Маргарита, подружка! Просто не знаю, как мне быть. Я вся в сомнениях. Дело в том, что соседского пса Гуди вырвало в лифте, и я сама видела, как он еле ходит, кашляет. Конечно, в другой раз все бы сказали, что это - его извечная астма, и что уже пять лет он состоит как астматик на учёте у ветеринара. Ему даже ошейник заменили нагрудным, чтобы на шею не давило! Но ты же понимаешь... вдруг, это вовсе не те симптомы? Там ведь тоже кашляют. Вдруг он заразился? Эти собаки - они же вечно всё нюхают на улице! А если он понюхал перо голубя? Их, конечно, все собрали, когда недавно стреляли голубей и горлиц, но разве уследишь за каждым пёрышком?! Как мне быть подруга? Надо сообщить, да? Ведь он может заразить своих хозяев! Вдруг именно в его организме произойдёт эта страшная мутация птичьего вируса в звериный? Мне страшно, Маргарита! Свяжись со мной по ICQ сразу, как только получишь этот i-mail.  

 

*

 

   Гуди, как ему самому показалось, слишком внимательно и неоправданно долго изучал вошедших. Ему сказали не лаять, и он на редкость послушно не залаял, ощутив, что не подчиниться будет себе и хозяевам дороже - в данном случае дороже.
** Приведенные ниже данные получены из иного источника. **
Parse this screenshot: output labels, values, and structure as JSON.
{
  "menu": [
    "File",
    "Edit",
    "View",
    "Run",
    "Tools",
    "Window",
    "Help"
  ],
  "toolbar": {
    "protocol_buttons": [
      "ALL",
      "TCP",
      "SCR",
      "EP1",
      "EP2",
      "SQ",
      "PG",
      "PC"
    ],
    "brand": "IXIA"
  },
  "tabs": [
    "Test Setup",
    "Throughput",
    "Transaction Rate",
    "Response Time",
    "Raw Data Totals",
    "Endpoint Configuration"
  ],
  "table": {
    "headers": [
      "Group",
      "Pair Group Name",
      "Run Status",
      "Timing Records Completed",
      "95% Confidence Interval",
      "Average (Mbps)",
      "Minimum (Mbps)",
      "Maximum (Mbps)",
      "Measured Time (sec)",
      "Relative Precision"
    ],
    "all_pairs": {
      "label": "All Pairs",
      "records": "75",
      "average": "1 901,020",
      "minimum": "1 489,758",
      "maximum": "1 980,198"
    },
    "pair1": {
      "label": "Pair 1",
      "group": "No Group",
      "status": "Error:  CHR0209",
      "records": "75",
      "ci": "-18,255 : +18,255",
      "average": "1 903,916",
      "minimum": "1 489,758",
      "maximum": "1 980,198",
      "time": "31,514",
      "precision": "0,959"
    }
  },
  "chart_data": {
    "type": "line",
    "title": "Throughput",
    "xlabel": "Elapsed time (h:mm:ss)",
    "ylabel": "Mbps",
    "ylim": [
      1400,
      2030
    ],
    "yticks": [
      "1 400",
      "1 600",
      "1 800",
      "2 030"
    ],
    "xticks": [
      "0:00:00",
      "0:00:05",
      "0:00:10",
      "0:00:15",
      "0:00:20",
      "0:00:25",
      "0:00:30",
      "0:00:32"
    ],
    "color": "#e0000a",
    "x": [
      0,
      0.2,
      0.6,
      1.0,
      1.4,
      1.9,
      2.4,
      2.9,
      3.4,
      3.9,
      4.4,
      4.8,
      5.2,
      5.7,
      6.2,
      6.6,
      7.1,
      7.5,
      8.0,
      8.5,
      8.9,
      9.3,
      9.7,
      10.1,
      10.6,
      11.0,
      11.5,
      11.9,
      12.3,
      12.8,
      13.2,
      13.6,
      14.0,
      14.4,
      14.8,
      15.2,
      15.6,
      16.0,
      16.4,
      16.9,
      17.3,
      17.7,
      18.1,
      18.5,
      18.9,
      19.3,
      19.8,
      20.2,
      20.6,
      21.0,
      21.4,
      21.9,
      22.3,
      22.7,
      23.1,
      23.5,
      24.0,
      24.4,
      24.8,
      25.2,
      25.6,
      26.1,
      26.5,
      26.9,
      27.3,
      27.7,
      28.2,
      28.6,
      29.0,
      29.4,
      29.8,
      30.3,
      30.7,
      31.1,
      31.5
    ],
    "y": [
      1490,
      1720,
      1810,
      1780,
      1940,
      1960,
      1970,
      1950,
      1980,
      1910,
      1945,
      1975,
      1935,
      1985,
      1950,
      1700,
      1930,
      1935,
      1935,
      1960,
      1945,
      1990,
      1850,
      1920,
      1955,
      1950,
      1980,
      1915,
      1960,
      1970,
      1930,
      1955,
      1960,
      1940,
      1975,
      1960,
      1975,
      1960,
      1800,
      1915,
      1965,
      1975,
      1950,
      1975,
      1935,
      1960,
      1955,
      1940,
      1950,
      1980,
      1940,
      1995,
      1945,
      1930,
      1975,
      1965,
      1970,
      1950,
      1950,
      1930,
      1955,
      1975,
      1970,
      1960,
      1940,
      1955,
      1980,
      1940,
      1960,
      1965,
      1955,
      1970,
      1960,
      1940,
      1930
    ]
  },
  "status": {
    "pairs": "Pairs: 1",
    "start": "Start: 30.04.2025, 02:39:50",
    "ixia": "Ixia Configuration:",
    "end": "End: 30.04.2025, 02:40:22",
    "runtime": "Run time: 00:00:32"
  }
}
Он уловил флюиды страха, исходившие от хозяев в отношении непрошенных гостей - страха не подчиниться, и он поначалу бросился было их защищать, но, не сказав и пары веских собачьих слов, проникся фатальностью этого страха, похожего на его личный страх перед огнём или водой - их можно сколько угодно кусать, но им от этого сделается только лучше, они тебя проглатывают, даже не заметив тебя. Поэтому, вжавшись в кресло, стоявшее в углу комнаты, из которого хорошо просматривалась как вся комната, так и - если слегка выглянуть из-за боковой спинки - вход в квартиру, он внимательно изучал всех вошедших. Интересно, куда делся этот рыжий ублюдок? Он-то наделал бы сейчас шуму! Впрочем, нет, от этих простым лаем не отделаешься. От них веет...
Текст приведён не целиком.